Ken Loach sur le tournage de "Moi, Daniel Blake"
Ken Loach sur le tournage de "Moi, Daniel Blake" © Le Pacte

Un dialogue sur fond noir tandis que le générique de début défile avec ses différents crédits. Pas d’images à proprement parler, juste les voix d’une femme qui pose des questions et d’un homme qui tente de lui répondre. Le début de Moi, Daniel Blake, écrit par Paul Laverty et réalisé par Ken Loach va immédiatement à l’essentiel, à l’image du film qui s’ensuit.

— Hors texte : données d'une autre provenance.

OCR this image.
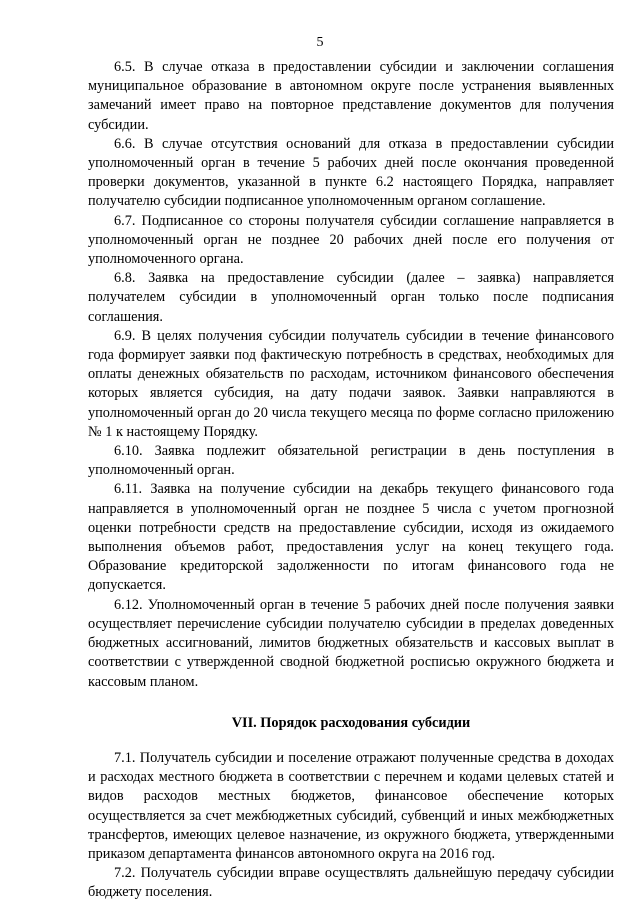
5

6.5. В случае отказа в предоставлении субсидии и заключении соглашения муниципальное образование в автономном округе после устранения выявленных замечаний имеет право на повторное представление документов для получения субсидии.

6.6. В случае отсутствия оснований для отказа в предоставлении субсидии уполномоченный орган в течение 5 рабочих дней после окончания проведенной проверки документов, указанной в пункте 6.2 настоящего Порядка, направляет получателю субсидии подписанное уполномоченным органом соглашение.

6.7. Подписанное со стороны получателя субсидии соглашение направляется в уполномоченный орган не позднее 20 рабочих дней после его получения от уполномоченного органа.

6.8. Заявка на предоставление субсидии (далее – заявка) направляется получателем субсидии в уполномоченный орган только после подписания соглашения.

6.9. В целях получения субсидии получатель субсидии в течение финансового года формирует заявки под фактическую потребность в средствах, необходимых для оплаты денежных обязательств по расходам, источником финансового обеспечения которых является субсидия, на дату подачи заявок. Заявки направляются в уполномоченный орган до 20 числа текущего месяца по форме согласно приложению № 1 к настоящему Порядку.

6.10. Заявка подлежит обязательной регистрации в день поступления в уполномоченный орган.

6.11. Заявка на получение субсидии на декабрь текущего финансового года направляется в уполномоченный орган не позднее 5 числа с учетом прогнозной оценки потребности средств на предоставление субсидии, исходя из ожидаемого выполнения объемов работ, предоставления услуг на конец текущего года. Образование кредиторской задолженности по итогам финансового года не допускается.

6.12. Уполномоченный орган в течение 5 рабочих дней после получения заявки осуществляет перечисление субсидии получателю субсидии в пределах доведенных бюджетных ассигнований, лимитов бюджетных обязательств и кассовых выплат в соответствии с утвержденной сводной бюджетной росписью окружного бюджета и кассовым планом.

VII. Порядок расходования субсидии

7.1. Получатель субсидии и поселение отражают полученные средства в доходах и расходах местного бюджета в соответствии с перечнем и кодами целевых статей и видов расходов местных бюджетов, финансовое обеспечение которых осуществляется за счет межбюджетных субсидий, субвенций и иных межбюджетных трансфертов, имеющих целевое назначение, из окружного бюджета, утвержденными приказом департамента финансов автономного округа на 2016 год.

7.2. Получатель субсидии вправе осуществлять дальнейшую передачу субсидии бюджету поселения.
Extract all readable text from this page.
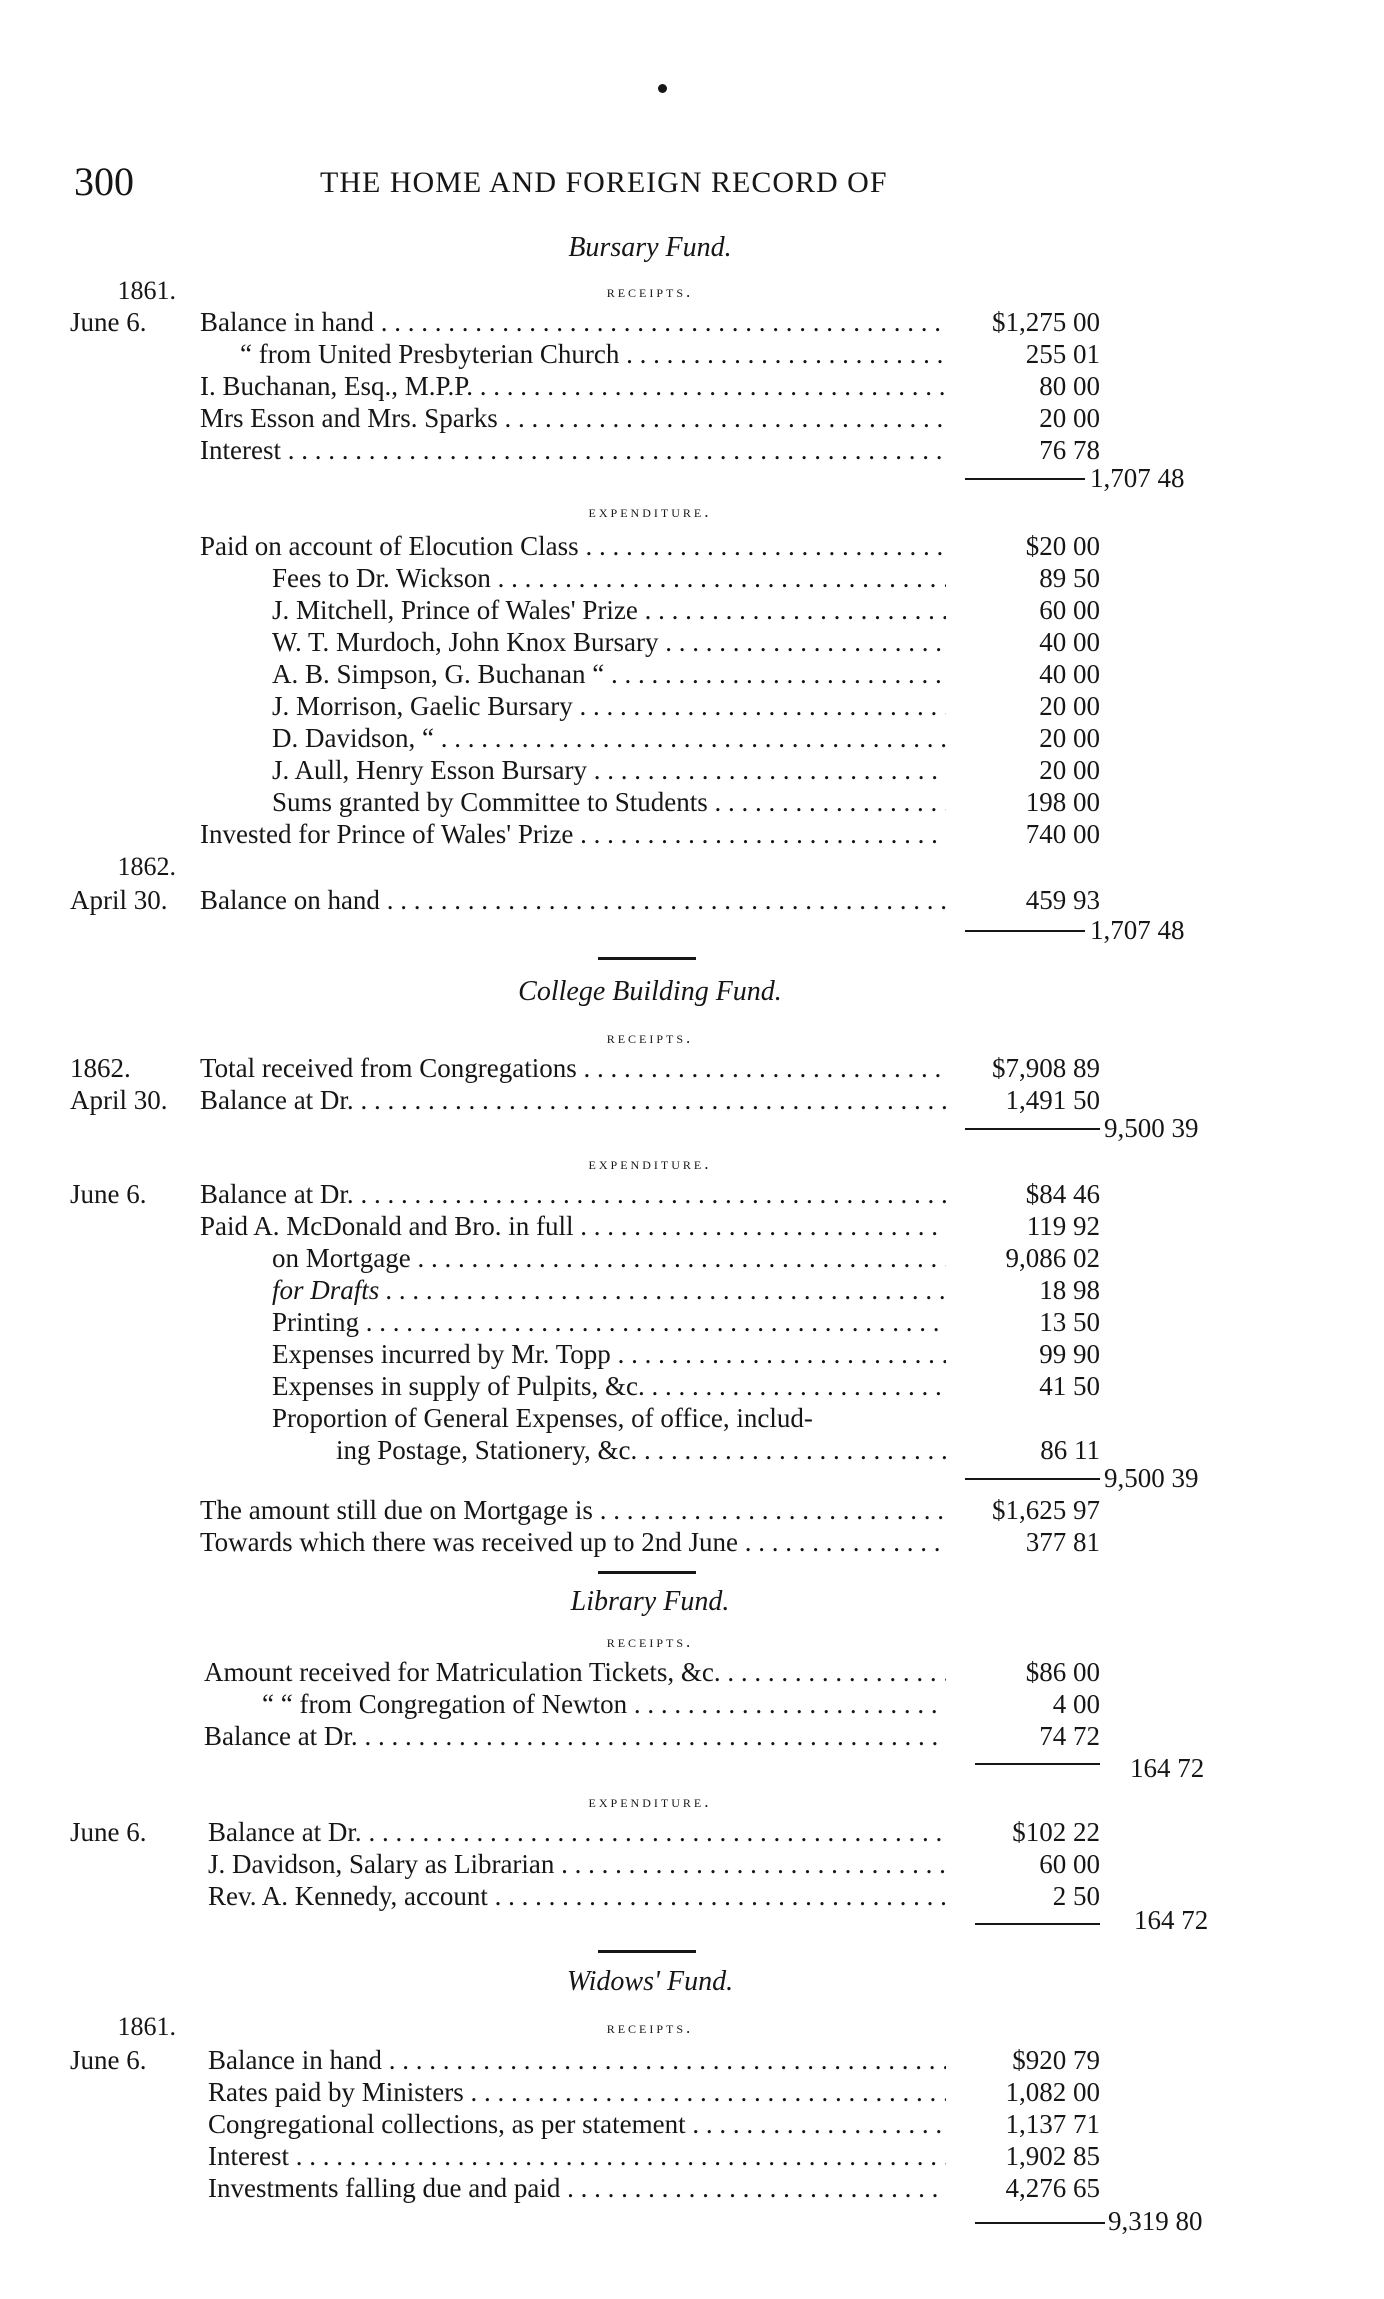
300	THE HOME AND FOREIGN RECORD OF
Bursary Fund.
1861.	receipts.
June 6.	Balance in hand . . .	$1,275 00
“ from United Presbyterian Church . . .	255 01
I. Buchanan, Esq., M.P.P. . . .	80 00
Mrs Esson and Mrs. Sparks . . .	20 00
Interest . . .	76 78
1,707 48
expenditure.
Paid on account of Elocution Class . . .	$20 00
Fees to Dr. Wickson . . .	89 50
J. Mitchell, Prince of Wales' Prize . . .	60 00
W. T. Murdoch, John Knox Bursary . . .	40 00
A. B. Simpson, G. Buchanan “ . . .	40 00
J. Morrison, Gaelic Bursary . . .	20 00
D. Davidson, “ . . .	20 00
J. Aull, Henry Esson Bursary . . .	20 00
Sums granted by Committee to Students . . .	198 00
Invested for Prince of Wales' Prize . . .	740 00
1862.
April 30.	Balance on hand . . .	459 93
1,707 48
College Building Fund.
receipts.
1862.	Total received from Congregations . . .	$7,908 89
April 30.	Balance at Dr. . . .	1,491 50
9,500 39
expenditure.
June 6.	Balance at Dr. . . .	$84 46
Paid A. McDonald and Bro. in full . . .	119 92
on Mortgage . . .	9,086 02
for Drafts . . .	18 98
Printing . . .	13 50
Expenses incurred by Mr. Topp . . .	99 90
Expenses in supply of Pulpits, &c. . . .	41 50
Proportion of General Expenses, of office, includ-
ing Postage, Stationery, &c. . . .	86 11
9,500 39
The amount still due on Mortgage is . . .	$1,625 97
Towards which there was received up to 2nd June . . .	377 81
Library Fund.
receipts.
Amount received for Matriculation Tickets, &c. . . .	$86 00
“ “ from Congregation of Newton . . .	4 00
Balance at Dr. . . .	74 72
164 72
expenditure.
June 6.	Balance at Dr. . . .	$102 22
J. Davidson, Salary as Librarian . . .	60 00
Rev. A. Kennedy, account . . .	2 50
164 72
Widows' Fund.
1861.	receipts.
June 6.	Balance in hand . . .	$920 79
Rates paid by Ministers . . .	1,082 00
Congregational collections, as per statement . . .	1,137 71
Interest . . .	1,902 85
Investments falling due and paid . . .	4,276 65
9,319 80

À 59 ans, Daniel Blake, vit à Newcastle au Royaume Uni. Veuf et menuisier de son état, il ne peut plus travailler en raison de problèmes cardiaques et doit se tourner pour la première fois de sa vie vers l’Aide sociale. La médecine du travail le déclare pourtant apte et lui refuse toute indemnité. En attendant de pouvoir faire appel de cette décision qu’il récuse absolument, il est contraint de s’inscrire comme demandeur d’emploi, contre son gré. Ainsi commence le véritable chemin de croix décrit par Ken Loach dans ce film qui s’est vu, en 2016, décerner la Palme d’Or par un jury présidé par le cinéaste américain, George Miller. Le parcours de Daniel Blake est d’autant plus semé d’embûches qu’il a la mauvaise idée de vouloir aider une jeune mère célibataire au chômage face à des agents en forme de robots administratifs implacables. Ce héros malgré lui finit par prendre à témoin la rue en taguant une supplique écrite qui commence par "Moi, Daniel Blake" sur le mur du tribunal.

Dave Johns
Dave Johns / 2016 PROKINO Filmverleih GmbH

Autant d’actions et de comportements qui le mettent en porte à faux et font de lui un élément perturbateur aux yeux de la puissance administrative. Sans rien révéler du destin de ce personnage aux allures de porte-voix populaire, on dira simplement que Ken Loach l’inscrit clairement dans le pessimisme social qui est le sien depuis que le néo-libéralisme réglemente la vie économique anglaise. D’entrée de jeu, on sait Daniel Blake gravement malade, d’entrée de jeu, ce qui est ici en cause, c’est le poids déterminant de règles sociales qui visent à éliminer du système celles et ceux qui ne lui servent plus. 

De film en film, le cinéaste et militant, Ken Loach, pose sur son pays un regard de plus en plus acéré. Tout en assumant la dimension mélodramatique d’un scénario qui joue évidemment sur l’empathie immédiate des spectateurs pour ce petit homme ordinaire qui ne fait, au fond, que réclamer ce à quoi il a droit dans son état. La machine à broyer qu’il décrit ici fait absolument froid dans le dos, par l’effet conjugué de son inhumanité et de son absence totale de scrupule. Complice habituel des films de Ken Loach, George Fenton signe la belle BO de Moi, Daniel Blake.